The People with the Dogs
- First edition
- Author: Christina Stead
- Language: English
- Genre: Literary fiction
- Publisher: Little, Brown
- Publication date: 1952
- Publication place: USA
- Media type: Print
- Pages: 345pp
- Preceded by: A Little Tea, a Little Chat
- Followed by: Dark Places of the Heart

= The People with the Dogs =

Book by Christina Stead

The People with the Dogs (1952) is a novel by Australian writer Christina Stead.

==Story outline==

Edward Massine has returned home to New York from the Second World War to his family. The last of his line he is in a comfortable position that he finds difficult to break away from. He waits to marry his long-term girlfriend who chooses another, but subsequently meets and marries Lydia, an actress, exchanging his family life for a new future.

==Critical reception==

A reviewer in Kirkus Review found good and not-so-good points with the book: "An acrid, often amusing, occasionally tiresome probing of a rather squashy segment of New York City's population and also an examination of the problem of nonconformity in contemporary society - a novel sounding some telling notes which unfortunately evaporate into the thin upper air of attenuated symbolism."
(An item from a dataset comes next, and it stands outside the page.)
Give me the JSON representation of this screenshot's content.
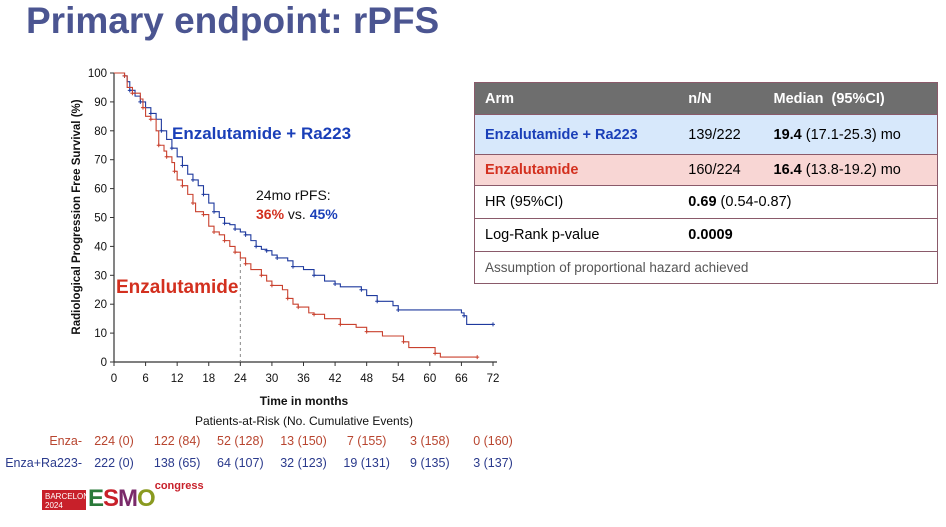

In 2011 Edmund White listed the novel as one of his "top 10 New York Books" in The Guardian: "A study of indolent, comfortable New Yorkers in the period just after the war. These are people who are constantly visiting one another, sitting on their stoops, playing with their pets, enjoying life to the fullest. I can think of no other novel that is so agreeable and so devoid of incident."